Since the equity markets are supposed to be following and reacting to such news, what is the explanation for the wild stampede of retail investors rushing into the markets? More than anything else, SEBI's new regulations are intended to suppress this new crowd of novice speculators. But why has this stampede started? To my mind, the right answer is that there is no single answer. There are a mix of reasons, not the least among them the now widespread impression that the impact of Covid-19 will be brief and minimal in the long run.
I think this is now a system of circular logic, at least partly. The markets are not receding strongly because of the belief in a quick recovery and the belief in a quick recovery is there because the markets are not receding strongly. To my mind, there is nothing in the economic and the business data that justifies this, neither from this end nor from that end. This is a delusion.
Am I saying that equity investors should get out and run? If you are a new investor who is now getting attracted to hit and run trading then yes you should get out and run. However, for real investors, far from it. This is a great time to invest, even if it's a difficult time to make judgements about where to invest.

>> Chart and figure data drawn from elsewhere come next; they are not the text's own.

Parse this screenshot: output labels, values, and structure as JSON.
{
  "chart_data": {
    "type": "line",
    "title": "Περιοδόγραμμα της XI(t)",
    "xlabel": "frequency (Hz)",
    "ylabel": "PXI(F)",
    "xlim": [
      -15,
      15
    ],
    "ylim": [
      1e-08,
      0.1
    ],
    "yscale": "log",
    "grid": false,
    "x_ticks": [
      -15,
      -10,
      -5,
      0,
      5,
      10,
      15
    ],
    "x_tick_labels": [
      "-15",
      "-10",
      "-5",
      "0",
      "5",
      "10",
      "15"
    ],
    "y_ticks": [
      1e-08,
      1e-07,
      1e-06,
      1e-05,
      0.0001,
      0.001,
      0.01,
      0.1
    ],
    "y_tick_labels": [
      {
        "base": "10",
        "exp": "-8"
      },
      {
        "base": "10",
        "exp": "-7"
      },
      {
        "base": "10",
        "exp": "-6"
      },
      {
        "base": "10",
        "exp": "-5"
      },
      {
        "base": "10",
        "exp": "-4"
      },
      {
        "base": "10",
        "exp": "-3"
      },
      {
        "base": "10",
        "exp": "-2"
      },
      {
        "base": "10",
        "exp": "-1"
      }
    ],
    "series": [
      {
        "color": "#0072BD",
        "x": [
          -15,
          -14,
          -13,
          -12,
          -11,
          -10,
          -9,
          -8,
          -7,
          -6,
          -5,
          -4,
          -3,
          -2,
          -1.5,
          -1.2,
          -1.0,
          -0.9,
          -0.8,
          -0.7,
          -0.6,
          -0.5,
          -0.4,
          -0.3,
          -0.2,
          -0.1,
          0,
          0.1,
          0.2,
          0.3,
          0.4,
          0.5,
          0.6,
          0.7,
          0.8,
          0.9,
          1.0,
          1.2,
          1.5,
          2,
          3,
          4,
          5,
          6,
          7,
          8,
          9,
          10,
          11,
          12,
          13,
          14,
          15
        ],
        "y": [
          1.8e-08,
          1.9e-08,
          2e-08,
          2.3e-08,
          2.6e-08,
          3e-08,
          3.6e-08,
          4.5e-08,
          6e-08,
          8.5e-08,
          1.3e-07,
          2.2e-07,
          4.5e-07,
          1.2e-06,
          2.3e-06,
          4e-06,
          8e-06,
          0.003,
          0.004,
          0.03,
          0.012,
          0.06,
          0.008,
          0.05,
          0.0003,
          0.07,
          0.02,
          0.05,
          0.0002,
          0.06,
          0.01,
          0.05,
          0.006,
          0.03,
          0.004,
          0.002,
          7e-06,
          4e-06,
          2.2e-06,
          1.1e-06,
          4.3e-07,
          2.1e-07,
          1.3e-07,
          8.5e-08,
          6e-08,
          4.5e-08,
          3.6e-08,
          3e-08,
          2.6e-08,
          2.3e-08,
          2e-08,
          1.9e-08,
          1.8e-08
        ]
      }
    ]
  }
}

Of course, as I pointed out last week, one stage is a development of the other. Most investors have to pass through the first stage and learn the hard way. If you can learn by keeping the hard way from becoming too hard, then that's that much better. As for real investing, this is a good time to get serious. The coming economic and business slump will eventually mean that better businesses, which are ahead of their competitors, will come out much further ahead.
Identifying those businesses, and then taking advantage of the uncertain times, is what investing is all about. So let's you and I focus on what's there on this website and on Value Research Stock Advisor, and forget about what will happen in the short-term to those who are trading and punting.